With quarterly earnings calls a routine corporate ritual, it’s imperative not to let the cat out of the bag. That may be easier said than done. How can top management guard against unintentionally revealing potentially damaging inside information in the course of responding to analyst and investor queries?
An obvious way is through scripting — anticipating questions that may be troublesome and preparing answers that will yield no hint of problems ahead. But new research raises red flags regarding this practice for both managers and investors.
A study in the new issue of the American Accounting Association journal The Accounting Review finds “a negative current market reaction to Q&A scripting, suggesting that investors discern the lack of spontaneity and view it as a negative signal, thus calling into question the usefulness of this strategy as a means of delaying the disclosure of bad news for investors.”
Based on a sample of earnings calls of 2,861 companies over 10 years, the paper’s author, Florida State University professor Joshua Lee, found that the stock of companies that relied most heavily on scripting (the top quintile in that regard) sustained a two-day, market-adjusted return significantly below the sample mean on the day of and day following conference calls.
While the mean two-day, market-adjusted return for the sample was a gain of 0.1%, heavily scripted firms lost 0.2%, putting them 0.3 percentage points below the average. In marked contrast, shares of firms that employed scripting minimally or not at all rose 0.3 percentage points above the mean.
And these market responses were not misguided, the study reveals. Probing unexpected earnings (the amount that earnings diverge from analyst predictions), Lee found that “investors’ reaction to managers’ lack of spontaneity is consistent with negative future unexpected accounting performance in the next two quarters.” In other words, it’s consistent with [weak] future fundamentals for the company.
Over those two following quarters, mean unexpected earnings of the most-scripted quintile of companies were 12.5% lower than mean unexpected earnings of the full sample.
The researchers used linguistic software to compare the difference in managerial speaking style as evidenced by call transcripts between the two portions of earnings calls: the management discussion (MD), in which the CEO, CFO, or other top executive reads from a prepared text, and the Q&A with analysts and investors.
“Research suggests that the style of written language differs fundamentally from spontaneous speech,” Lee wrote. “If the manager adheres to a script when responding to analysts’ questions, the manager’s speaking style during the Q&A is more likely to resemble the style of the MD portion.

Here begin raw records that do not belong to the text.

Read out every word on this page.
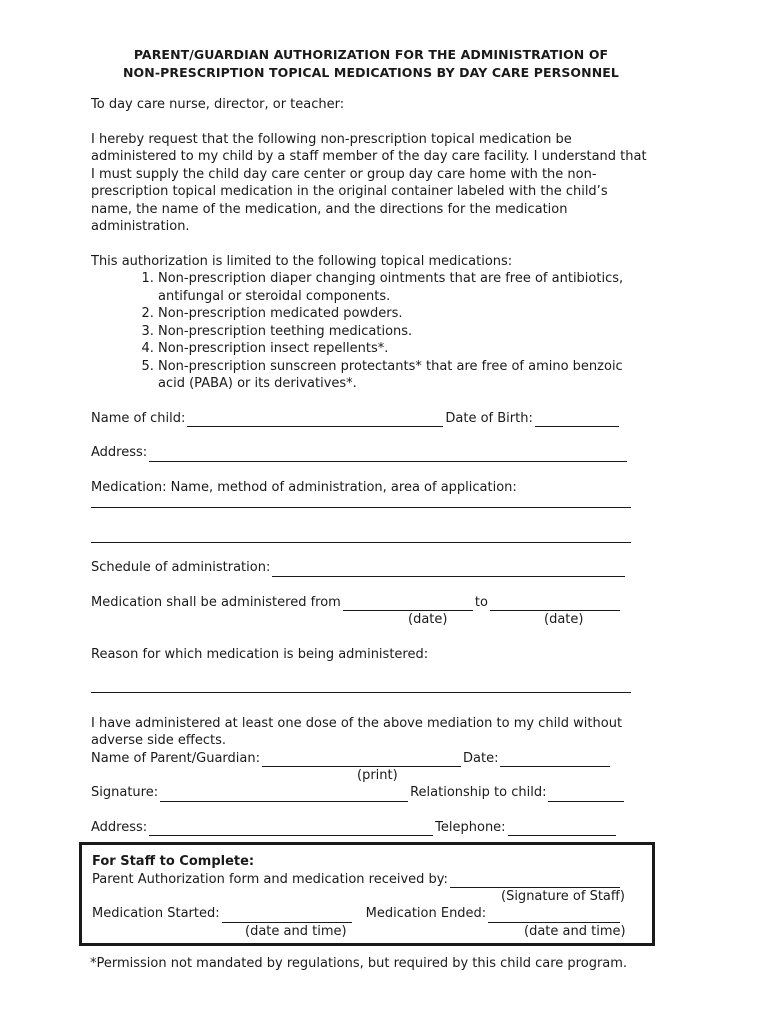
PARENT/GUARDIAN AUTHORIZATION FOR THE ADMINISTRATION OF
NON-PRESCRIPTION TOPICAL MEDICATIONS BY DAY CARE PERSONNEL

To day care nurse, director, or teacher:

I hereby request that the following non-prescription topical medication be administered to my child by a staff member of the day care facility. I understand that I must supply the child day care center or group day care home with the non-prescription topical medication in the original container labeled with the child’s name, the name of the medication, and the directions for the medication administration.

This authorization is limited to the following topical medications:

1. Non-prescription diaper changing ointments that are free of antibiotics, antifungal or steroidal components.
2. Non-prescription medicated powders.
3. Non-prescription teething medications.
4. Non-prescription insect repellents*.
5. Non-prescription sunscreen protectants* that are free of amino benzoic acid (PABA) or its derivatives*.
Name of child:	Date of Birth:
Address:

Medication: Name, method of administration, area of application:

Schedule of administration:
Medication shall be administered from	to
(date)	(date)

Reason for which medication is being administered:

I have administered at least one dose of the above mediation to my child without adverse side effects.

Name of Parent/Guardian:	Date:
(print)
Signature:	Relationship to child:
Address:	Telephone:
For Staff to Complete:
Parent Authorization form and medication received by:
(Signature of Staff)
Medication Started:	Medication Ended:
(date and time)	(date and time)
*Permission not mandated by regulations, but required by this child care program.
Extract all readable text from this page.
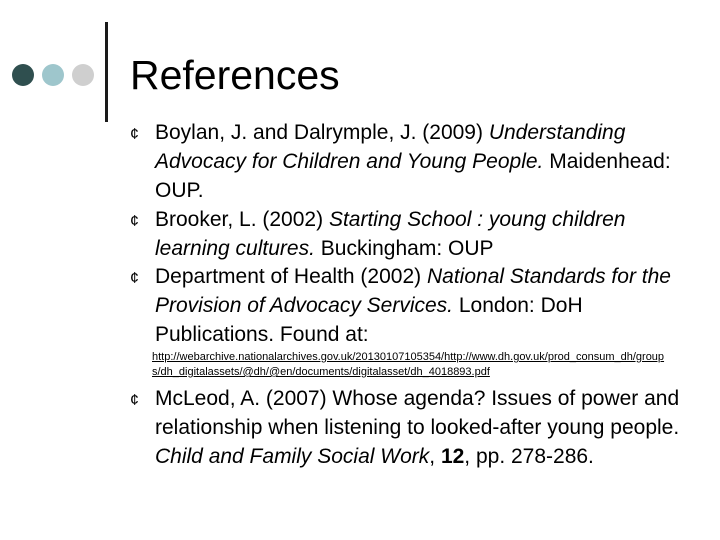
References
¢ Boylan, J. and Dalrymple, J. (2009) Understanding Advocacy for Children and Young People. Maidenhead: OUP.
¢ Brooker, L. (2002) Starting School : young children learning cultures. Buckingham: OUP
¢ Department of Health (2002) National Standards for the Provision of Advocacy Services. London: DoH Publications. Found at:
http://webarchive.nationalarchives.gov.uk/20130107105354/http://www.dh.gov.uk/prod_consum_dh/groups/dh_digitalassets/@dh/@en/documents/digitalasset/dh_4018893.pdf
¢ McLeod, A. (2007) Whose agenda? Issues of power and relationship when listening to looked-after young people. Child and Family Social Work, 12, pp. 278-286.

If, on the other hand, the manager speaks spontaneously, speaking style is likely to significantly differ between the two portions of the call.”
Employing an intricate methodology that combines trigonometry and vector math, the professor gauged the degree of difference between the MD and Q&A portions of 40,820 earnings calls and the relationship of that difference to various company-specific stock market and earnings measures.
In testing whether his findings were statistically significant, Lee controlled for an array of factors that can affect investors’ response to calls, including company size and growth; share-price volatility; surprises in current earnings; surprises in future-earnings guidance issued during calls; the tone of calls (balance between positive and negative words); and whether a management spokesperson refused to respond to a query.
In addition to discovering that scripting was negatively related to two-day market returns and to longer-term unexpected earnings, Lee found the following:
While the study’s findings amount to a red flag for investors who detect scripting in a CEO’s or CFO’s response to queries, Lee cautions against jumping too quickly to conclusions.
“A CEO or CFO who is not especially fluent,” he says, “may simply prefer to have answers laid out in advance, so one can’t be sure that some kind of concealment is going on without knowing [that executive’s] normal modus operandi. A better bet is to listen for shifts between spontaneous answers and what sound like scripted ones.” Such shifts suggest a sensitive issue, Lee notes.
He also concedes that in some circumstances scripting may be the lesser of two evils for managers, its negative effects notwithstanding. “Managers may find themselves between a rock and a hard place, where the disadvantages of inadvertently disclosing something unfavorable are greater than sounding scripted. It’s a dilemma that more than a few top managers are likely to face at some point.”
The new study, entitled “Can Investors Detect Managers’ Lack of Spontaneity? Adherence to Predetermined Scripts during Earnings Conference Calls,” is in the January/February issue of The Accounting Review.